Yesterday, we took the bus to Lisburn. We visited the Linen Museum, a small but very well laid out exhibit, and the Castle Gardens. We explored the shops and the leisure centre. We are all still tired and adjusting and need some down time in the afternoon.
Tomorrow holds a quiet day to catch up on rest. A trip to the playground, the butcher to pick up dinner, an afternoon nap for Gavin and some research for our weekend trip to the Athlone/Galway area is on the to do list. We are very much looking forward to exploring the Irish Countryside this upcoming long weekend.

Monday, July 4, 2011

NI Bound

We made it here safe and sound, albeit a little late, yesterday afternoon. Our flight out of Toronto was delayed due to thunder storms in the area. We had quite the light show in the lounge before we were finally able to board the aircraft.
Both Kyra and Gavin were real troopers in our travels. Gavin fell asleep just before boarding the plane and Kyra settled in to a short television show before taking off and fell asleep not long after we were off the ground. She only woke just before we landed. Gavin woke bright-eyed and bushy-tailed about two thirds into the flight. He watched a few movies and had a very hard time using his indoor voice with everyone around us trying to sleep.  All in all the Toronto – London flight was extremely rocky. The storms we flew through made more people than I can count air sick. Our group was so oblivious to what was going on around us, that I felt the need to tell Elliot to keep his “LOLïng to himself while he watched Modern Family.
It was a great time of day to fly through Heathrow airport. Our midday arrival made the, usually very busy airport easy to navigate and I was not nearly as anxious as I thought I would be. Our flight to Belfast was also delayed. A large group tour was on the plane. They had checked in on the internet, which would have normally saved them  time but this particular group were all wheelchair bound and web check in does not take special needs into account. Needless to say the crew at the gate had to reconfigure seating of the aircraft to make it so these passengers were in appropriate seats, all the wheelchairs needed to be tagged for sky check and the passengers of that group had to be loaded on one by one before the rest of the plane could board.  When we did finally get on the plane, Gavin fell asleep fairly quickly and since I once again dozed in very short spurts.
We finally arrived in Belfast two hours late, tired, but anxious to see Chris. Gavin had told everyone close enough to listen to him at the last gate and on the plane that he was going to see his Dad. We had a short drive to our new home and the kids excitedly checked out their new stopping ground.
We took a walk up the main road in town towards the queen’s residence when she stays in NI and took a picture of Elliot standing in one of the guard’s stands. He has joked with Kyra that all the money has his initials on it and of course, the guard stands have the same, ER, and insignia on them.
We had a lovely dinner at the local pub, The Parsons Nose. The food was fantastic and we hobbled home stuffed. The kids all easily went to bed and Gavin was the first to wake up at 11:30 the next morning.
Our Monday has been fairly laid back. Since we all slept off the time change and didn’t have our breakfast until after noon, we took an afternoon walk up to the local tourist information office and got enough brochures to make one of the reception rooms, here at home, look like a tourist office too. We took a look around the courthouse here and Kyra got in a slight bit of trouble...

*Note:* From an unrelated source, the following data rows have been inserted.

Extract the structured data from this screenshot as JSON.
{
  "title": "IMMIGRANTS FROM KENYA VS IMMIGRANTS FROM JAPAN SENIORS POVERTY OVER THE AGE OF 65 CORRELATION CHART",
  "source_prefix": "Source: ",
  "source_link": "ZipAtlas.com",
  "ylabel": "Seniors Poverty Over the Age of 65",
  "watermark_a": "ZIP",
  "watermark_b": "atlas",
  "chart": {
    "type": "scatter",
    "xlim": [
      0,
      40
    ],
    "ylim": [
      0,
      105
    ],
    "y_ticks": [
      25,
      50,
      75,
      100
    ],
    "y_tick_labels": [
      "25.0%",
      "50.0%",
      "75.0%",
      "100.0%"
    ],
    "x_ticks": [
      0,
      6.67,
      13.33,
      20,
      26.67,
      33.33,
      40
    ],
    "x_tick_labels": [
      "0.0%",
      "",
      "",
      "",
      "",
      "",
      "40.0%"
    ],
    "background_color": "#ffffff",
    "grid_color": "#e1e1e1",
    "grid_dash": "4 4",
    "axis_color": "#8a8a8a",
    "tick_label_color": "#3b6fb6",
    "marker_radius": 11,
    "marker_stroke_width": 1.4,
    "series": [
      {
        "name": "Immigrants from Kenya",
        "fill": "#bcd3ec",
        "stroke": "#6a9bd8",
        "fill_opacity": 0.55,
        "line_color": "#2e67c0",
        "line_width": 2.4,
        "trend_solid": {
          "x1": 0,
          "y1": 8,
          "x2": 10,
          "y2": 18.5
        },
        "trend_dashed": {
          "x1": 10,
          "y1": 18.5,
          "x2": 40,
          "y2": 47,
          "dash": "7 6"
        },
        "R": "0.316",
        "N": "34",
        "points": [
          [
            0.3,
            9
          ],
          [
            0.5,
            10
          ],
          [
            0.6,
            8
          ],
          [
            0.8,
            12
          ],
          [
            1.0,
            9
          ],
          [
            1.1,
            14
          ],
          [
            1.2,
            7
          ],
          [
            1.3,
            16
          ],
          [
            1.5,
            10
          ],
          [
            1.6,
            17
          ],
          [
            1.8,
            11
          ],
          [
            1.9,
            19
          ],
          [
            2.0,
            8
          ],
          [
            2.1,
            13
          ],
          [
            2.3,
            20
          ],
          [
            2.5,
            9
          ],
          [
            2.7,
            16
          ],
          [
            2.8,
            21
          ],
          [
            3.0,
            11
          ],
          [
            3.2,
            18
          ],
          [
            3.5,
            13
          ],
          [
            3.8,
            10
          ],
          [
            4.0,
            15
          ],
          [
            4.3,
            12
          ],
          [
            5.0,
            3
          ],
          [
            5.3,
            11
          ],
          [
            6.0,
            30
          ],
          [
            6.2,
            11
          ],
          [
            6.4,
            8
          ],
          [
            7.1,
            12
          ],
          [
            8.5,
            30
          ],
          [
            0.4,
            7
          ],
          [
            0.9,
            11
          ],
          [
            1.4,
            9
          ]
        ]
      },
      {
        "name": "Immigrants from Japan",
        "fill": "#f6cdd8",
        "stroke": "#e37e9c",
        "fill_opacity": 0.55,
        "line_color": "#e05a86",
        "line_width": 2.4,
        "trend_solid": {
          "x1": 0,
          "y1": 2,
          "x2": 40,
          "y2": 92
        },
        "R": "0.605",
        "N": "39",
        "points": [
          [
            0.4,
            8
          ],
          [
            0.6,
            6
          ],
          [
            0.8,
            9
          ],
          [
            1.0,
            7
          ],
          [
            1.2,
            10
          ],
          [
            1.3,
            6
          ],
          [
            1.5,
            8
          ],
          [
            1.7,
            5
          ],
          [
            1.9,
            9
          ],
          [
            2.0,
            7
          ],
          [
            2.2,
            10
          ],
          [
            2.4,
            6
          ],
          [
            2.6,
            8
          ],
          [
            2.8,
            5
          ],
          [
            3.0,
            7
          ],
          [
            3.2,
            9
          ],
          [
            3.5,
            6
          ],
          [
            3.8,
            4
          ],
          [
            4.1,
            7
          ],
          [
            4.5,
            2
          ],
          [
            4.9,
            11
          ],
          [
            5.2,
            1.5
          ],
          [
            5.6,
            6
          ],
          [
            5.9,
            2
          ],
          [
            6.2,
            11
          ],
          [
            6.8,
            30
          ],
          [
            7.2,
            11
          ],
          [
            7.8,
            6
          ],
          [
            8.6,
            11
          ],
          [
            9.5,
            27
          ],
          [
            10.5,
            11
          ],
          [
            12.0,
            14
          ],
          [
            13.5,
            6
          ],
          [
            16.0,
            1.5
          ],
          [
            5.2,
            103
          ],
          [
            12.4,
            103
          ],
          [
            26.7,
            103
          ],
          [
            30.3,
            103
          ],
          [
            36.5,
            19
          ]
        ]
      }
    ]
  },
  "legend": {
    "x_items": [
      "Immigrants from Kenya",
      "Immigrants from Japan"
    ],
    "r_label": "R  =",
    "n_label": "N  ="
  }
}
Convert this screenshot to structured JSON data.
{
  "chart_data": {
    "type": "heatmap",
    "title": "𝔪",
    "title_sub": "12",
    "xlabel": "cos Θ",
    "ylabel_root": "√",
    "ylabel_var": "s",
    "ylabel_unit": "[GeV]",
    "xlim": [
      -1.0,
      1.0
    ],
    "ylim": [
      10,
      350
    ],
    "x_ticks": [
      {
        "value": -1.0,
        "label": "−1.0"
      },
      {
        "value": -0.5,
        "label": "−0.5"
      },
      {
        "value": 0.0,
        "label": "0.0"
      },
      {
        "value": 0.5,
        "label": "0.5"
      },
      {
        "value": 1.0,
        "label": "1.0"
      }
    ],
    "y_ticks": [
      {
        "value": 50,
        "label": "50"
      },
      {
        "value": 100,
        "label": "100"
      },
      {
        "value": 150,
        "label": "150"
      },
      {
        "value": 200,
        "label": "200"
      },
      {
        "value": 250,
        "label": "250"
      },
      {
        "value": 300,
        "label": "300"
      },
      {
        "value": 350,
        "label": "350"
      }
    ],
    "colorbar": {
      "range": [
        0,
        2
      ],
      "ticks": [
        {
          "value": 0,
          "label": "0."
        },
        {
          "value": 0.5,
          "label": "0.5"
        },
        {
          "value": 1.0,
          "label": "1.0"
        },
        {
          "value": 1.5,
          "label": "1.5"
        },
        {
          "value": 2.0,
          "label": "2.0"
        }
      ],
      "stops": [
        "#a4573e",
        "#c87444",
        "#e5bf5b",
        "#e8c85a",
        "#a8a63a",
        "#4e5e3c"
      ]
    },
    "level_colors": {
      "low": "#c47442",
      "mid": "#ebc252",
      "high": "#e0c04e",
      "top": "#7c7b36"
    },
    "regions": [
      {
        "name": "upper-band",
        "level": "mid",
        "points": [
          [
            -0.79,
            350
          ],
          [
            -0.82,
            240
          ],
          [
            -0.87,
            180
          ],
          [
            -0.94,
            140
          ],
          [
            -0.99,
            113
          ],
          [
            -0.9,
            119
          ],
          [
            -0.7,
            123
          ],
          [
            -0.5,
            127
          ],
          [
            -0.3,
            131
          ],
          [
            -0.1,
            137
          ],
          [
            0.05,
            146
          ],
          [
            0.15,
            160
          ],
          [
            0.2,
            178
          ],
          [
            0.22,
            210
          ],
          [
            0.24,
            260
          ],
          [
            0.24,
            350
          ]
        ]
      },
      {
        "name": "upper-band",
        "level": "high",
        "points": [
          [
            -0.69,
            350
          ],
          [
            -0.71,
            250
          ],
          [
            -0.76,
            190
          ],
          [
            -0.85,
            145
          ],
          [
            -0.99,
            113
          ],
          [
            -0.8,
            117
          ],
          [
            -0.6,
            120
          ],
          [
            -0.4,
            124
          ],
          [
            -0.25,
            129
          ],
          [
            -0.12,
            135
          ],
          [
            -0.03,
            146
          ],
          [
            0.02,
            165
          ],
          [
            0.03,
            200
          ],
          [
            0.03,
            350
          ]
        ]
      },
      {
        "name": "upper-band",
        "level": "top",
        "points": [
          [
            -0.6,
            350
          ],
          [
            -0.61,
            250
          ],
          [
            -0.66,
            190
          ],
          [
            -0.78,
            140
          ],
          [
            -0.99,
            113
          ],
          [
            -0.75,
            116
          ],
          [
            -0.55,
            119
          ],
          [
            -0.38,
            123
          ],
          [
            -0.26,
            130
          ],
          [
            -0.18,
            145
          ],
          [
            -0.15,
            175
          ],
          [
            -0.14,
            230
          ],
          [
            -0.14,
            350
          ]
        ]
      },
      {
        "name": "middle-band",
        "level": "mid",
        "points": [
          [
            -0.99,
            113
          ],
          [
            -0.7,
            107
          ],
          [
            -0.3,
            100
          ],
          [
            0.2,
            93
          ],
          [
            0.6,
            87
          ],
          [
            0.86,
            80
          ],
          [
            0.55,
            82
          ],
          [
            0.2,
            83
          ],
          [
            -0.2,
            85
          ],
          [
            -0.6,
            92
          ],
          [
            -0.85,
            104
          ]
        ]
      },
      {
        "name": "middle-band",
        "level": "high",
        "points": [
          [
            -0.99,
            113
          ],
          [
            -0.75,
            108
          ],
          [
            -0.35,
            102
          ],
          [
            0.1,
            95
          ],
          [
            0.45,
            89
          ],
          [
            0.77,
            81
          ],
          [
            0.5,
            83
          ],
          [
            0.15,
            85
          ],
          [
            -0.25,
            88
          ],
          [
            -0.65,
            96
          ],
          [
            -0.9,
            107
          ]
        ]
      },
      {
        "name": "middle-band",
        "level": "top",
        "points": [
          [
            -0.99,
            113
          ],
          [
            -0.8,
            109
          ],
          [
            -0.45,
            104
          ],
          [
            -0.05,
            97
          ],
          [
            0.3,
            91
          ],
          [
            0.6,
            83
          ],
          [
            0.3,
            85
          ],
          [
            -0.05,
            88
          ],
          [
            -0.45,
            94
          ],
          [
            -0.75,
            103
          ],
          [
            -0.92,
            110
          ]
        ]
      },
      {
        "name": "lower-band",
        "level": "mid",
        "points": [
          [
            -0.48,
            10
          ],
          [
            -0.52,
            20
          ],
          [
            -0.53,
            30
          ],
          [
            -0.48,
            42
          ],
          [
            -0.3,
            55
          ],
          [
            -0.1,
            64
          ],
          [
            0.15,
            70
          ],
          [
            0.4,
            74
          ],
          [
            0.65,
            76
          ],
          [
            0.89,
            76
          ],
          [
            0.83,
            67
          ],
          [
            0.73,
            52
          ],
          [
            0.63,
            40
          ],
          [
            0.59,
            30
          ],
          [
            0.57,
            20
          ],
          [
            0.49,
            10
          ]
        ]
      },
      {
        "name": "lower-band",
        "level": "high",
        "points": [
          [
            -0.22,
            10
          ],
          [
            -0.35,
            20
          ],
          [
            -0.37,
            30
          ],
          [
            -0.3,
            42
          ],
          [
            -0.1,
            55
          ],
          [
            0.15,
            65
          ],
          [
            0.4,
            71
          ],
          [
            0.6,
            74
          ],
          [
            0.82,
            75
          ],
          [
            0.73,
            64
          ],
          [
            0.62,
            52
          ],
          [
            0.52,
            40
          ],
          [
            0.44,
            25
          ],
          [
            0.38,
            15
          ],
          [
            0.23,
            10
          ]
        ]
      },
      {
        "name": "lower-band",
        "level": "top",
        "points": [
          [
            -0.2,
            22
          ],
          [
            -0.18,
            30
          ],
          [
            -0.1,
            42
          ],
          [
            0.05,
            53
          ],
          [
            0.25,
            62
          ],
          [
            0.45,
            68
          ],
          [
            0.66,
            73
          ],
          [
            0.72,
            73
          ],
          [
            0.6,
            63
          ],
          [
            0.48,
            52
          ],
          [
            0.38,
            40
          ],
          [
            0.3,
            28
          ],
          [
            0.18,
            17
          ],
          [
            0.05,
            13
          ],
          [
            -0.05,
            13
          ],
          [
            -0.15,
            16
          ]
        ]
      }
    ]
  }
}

On the other side of the road, a beautiful gate led to the old fort.  The lawns are well kept and a great spot for a future picnic. Behind the fort is a small lake with many resident swans. We took the trail that wrapped around the lake and enjoyed the forest for the different trees to what we are used to back home.
Our walk back home took us back through town. We stopped at the fruitier and butcher, where the kids were offered “lollies”, and picked up a small sponge cake for Chris.